Strange fruit ficou para sempre associado a Lady Day. Rádios se recusavam a tocá-la, gravadoras se recusavam a incluí-la em discos. Apesar dos solavancos, é um registro extraordinário do impacto que provoca o casamento das duas caixas. O sentimento como veículo de transformação da realidade. Não se trata de um abracadabra. Apenas acho que homens que também brincam – ou que não se levam tão a sério – estão mais aparelhados para compreender e conduzir mudanças e revoluções duráveis. Sisudez não é sinônimo de seriedade. Os carrancudos, os de maus bofes, precisam, urgente, de um bom cafuné.
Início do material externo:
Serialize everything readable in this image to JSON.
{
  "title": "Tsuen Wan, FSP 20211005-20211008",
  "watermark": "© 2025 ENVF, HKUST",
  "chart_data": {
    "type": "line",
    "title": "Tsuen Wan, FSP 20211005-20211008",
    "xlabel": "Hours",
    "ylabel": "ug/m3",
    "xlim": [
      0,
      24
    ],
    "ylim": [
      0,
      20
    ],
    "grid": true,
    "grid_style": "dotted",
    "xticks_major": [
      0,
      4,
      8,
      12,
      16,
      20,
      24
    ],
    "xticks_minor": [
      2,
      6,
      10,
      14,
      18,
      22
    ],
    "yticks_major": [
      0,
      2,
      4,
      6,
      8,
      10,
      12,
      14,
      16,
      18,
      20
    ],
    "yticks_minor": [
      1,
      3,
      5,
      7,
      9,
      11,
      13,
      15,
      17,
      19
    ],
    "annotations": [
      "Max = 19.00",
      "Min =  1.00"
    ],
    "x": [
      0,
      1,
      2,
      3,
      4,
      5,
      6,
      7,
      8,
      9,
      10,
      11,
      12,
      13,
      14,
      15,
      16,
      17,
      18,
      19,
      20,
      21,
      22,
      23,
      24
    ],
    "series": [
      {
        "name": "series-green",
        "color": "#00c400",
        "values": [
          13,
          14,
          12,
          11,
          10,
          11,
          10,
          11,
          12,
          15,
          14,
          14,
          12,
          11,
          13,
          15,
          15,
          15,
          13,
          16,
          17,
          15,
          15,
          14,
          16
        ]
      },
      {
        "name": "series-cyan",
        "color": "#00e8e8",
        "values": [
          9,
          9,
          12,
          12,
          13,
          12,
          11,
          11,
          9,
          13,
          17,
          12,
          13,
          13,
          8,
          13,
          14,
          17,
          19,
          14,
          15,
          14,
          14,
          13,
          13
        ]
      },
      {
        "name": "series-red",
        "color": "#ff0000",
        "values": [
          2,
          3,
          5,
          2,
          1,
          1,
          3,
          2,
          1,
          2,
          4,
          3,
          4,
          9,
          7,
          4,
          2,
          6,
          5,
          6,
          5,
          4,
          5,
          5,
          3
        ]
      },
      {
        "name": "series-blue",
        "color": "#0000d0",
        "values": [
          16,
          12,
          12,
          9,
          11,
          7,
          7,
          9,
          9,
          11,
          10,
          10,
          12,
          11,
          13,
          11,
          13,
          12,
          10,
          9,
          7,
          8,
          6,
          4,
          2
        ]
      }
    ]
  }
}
O racismo, poeticamente denunciado por Meeropol, não morreu. Semana passada lembramos a célebre Marcha a Washington. Cerca de 200 mil pessoas se manifestaram na capital norte-americana contra a segregação e pela universalização dos direitos civis.
O reverendo Martin Luther King Jr. tinha um sonho pacífico, que está longe de se realizar. Embora a face selvagem do racismo nos Estados Unidos tenha se retraído, a discriminação é mutante como o vírus da gripe. É bom lembrar que, em 1963, ainda era ilegal, em muitos estados, negros e brancos se casarem. Exatamente como nas leis raciais da Alemanha nazista. Já não há linchamentos de negros, mas a taxa de desemprego entre eles é quase o dobro da que se registra na população branca. Já não se proíbem negros nas universidades, mas o nível educacional da população negra é sensivelmente inferior ao da branca.
A desigualdade também se manifesta no perfil de renda, no índice de encarceramento e, sobretudo, na cultura do ódio e da desconfiança. Tal como no Brasil, a chance de um negro ser parado numa blitz policial é sensivelmente maior do que a de um branco. Foi essa disposição belicosa que acabou vitimando o jovem Trayvon Martin, assassinado por um segurança que “desconfiou” de suas atitudes num condomínio residencial. O criminoso foi absolvido.
OBAMA PRESIDENTE
O fato de um negro ocupar a Casa Branca tem um forte caráter simbólico, mas, lamentavelmente, não passa disso. Continua, como qualquer branco o faria, refém dos grandes interesses corporativos que comandam as estratégias do país, recuou da promessa de fechar a prisão de Guantanamo, prepara-se para uma intervenção na Síria, mesmo sem ter conhecimento do relatório dos inspetores da ONU e à revelia da comunidade internacional (perece ter se esquecido da patética apresentação do general Colin Powell na ONU, para “provar” a existência de armas de destruição em massa no Iraque). Alguém já disse que, enquanto o revendo Luther King disse “I have a dream”, o presidente Obama poderia perfeitamente dizer “I have a drone”. Boa imagem, diria o Rubem Alves.
O que acontece nos Estados Unidos não é motivo para comparações favoráveis ao Brasilzão velho de guerra. Temos nossa cota de preconceito e ódio racial, e ela não é nada pequena. Racismo “cordial” é conosco. O problema vai adiante. Na chegada dos médicos cubanos ao Rio Grande do Norte, uma jornalista olhou com desdém e disse que uma delas “mais parecia uma doméstica”. Pois é, a caixa de brinquedos também pode produzir seus monstros.